Healthcare Informatics and Analytics

Transforming radiation therapy through "big data" analytics

It should be common for clinics to have the ability to rapidly assemble datasets to address practice quality improvement (PQI), routine clinical translational research (CTR), and other arising questions to aid patients in our clinics today. We enter a wealth of information into electronic health records (EHR) and radiation oncology information systems (ROIS) on a daily basis. It should be the rule rather than the exception, that we seamlessly use this information about past experience to help today’s patients.

To reach that goal we have to overcome technical, cultural, and clinical process barriers. “Data Farming” is a realistic and functional conceptualization for shaping expectations of the type of work and commitment needed to construct reliable databases supporting practice quality improvement and clinical translational research. The objective is to harvest large volumes of data that we could use as raw materials for analyzing health care patterns and outcomes. Like the farmer who considers the implication of every part of the sowing, growing and harvesting process on the yield of high quality grain, we need to examine how best to use the tools available in our electronic systems to increase the volume of actionable data that is readily available. High quality data sources rarely exist independent of our efforts, just waiting to be found, or mined. They result from intent and dedication of resources to grow these data sources and curate (weed out) misleading information.

A “Data Farming” conceptualization also helps highlight five “Vs” we have found to be prominent in technology and process discussions of big data in radiation oncology.

  • Variability: Various given data types (e.g. weight, labs, DVH curves) may need to be aggregated and from multiple sources based on criteria such as time range, stake holder group or vendor. Differences in location, access requirements, storage technology, nomenclature, formatting, units, and data quality contribute to complexity of extract, transform and load (ETL) operations.
  • Veracity: Incorrect data values or missing data undermine our ability to draw accurate statistical conclusions about distributions of values and relationships between data elements. Many PQI and CTR efforts focus on data at the outer range or even in the tails of distributions where the “law of averages” cannot wash out errors.
  • Volume: Storage and processing requirements for data elements can drive technology decisions when very large ( e.g. >1 Petabyte). Thresholds for this classification evolve rapidly as technologies progress.
  • Velocity: Data input stream rates can drive technology decisions when very large (e.g. >0.1 Terabyte/sec). Processing speeds for the system of analytics, interface and aggregation tiers drive tractability of incorporating analytics into clinical process flows. Thresholds for this classification evolve rapidly as technologies progress.
  • Value: Implementation of big data solutions have high costs: financial, technical, staffing resource allocation, process change, and political capital. Obtaining needed support depends on addressing cost vs benefit to PQI and clinical translational research efforts.

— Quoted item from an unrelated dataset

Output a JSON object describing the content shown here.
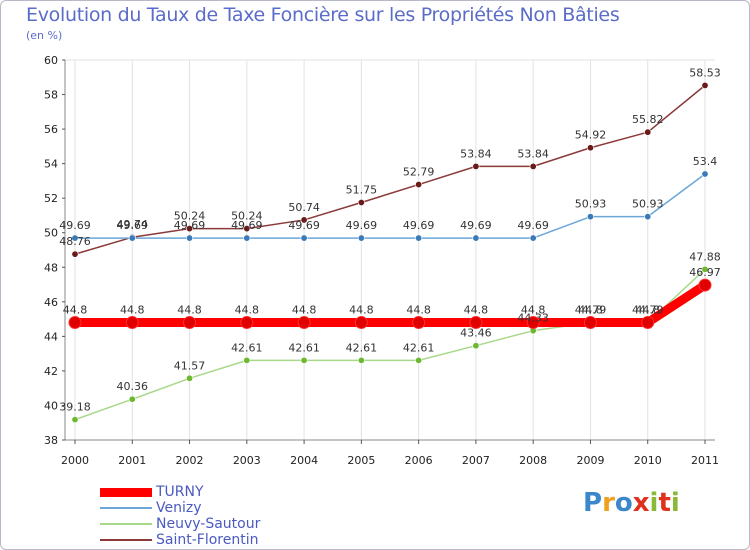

The vision for efforts required to make routine use of Big Data a part of clinical reality in Radiation Oncology, is similar to the vision for creating a productive farm yielding large volumes of high quality grain. We are both the consumers and the producers of the yield that serves to help us improve patient care. Farming cultures evolved their processes and technologies from sufficient for subsistence to enabling large-scale automation. An analogous evolution in Radiation Oncology data is within reach. It requires a community effort leveraging the skills, insights and data use needs of all clinical and IT staffing groups as well as professional societies.

Collaborative development and adoption of standardizations by multiple institutions, professional organizations, vendors and clinics to increase volume and availability of data sets created as part of routing processes is a vital part of that community effort. Engagement by government as part of these communities is needed to overcome barriers to combining these data sets so that the information learned through treating patients today can be used to improve treatments and health care policies for the patients of tomorrow. At UM we are engaged on all of these fronts to enable harvesting the experience we’ve gained from our past to help the patients in our future.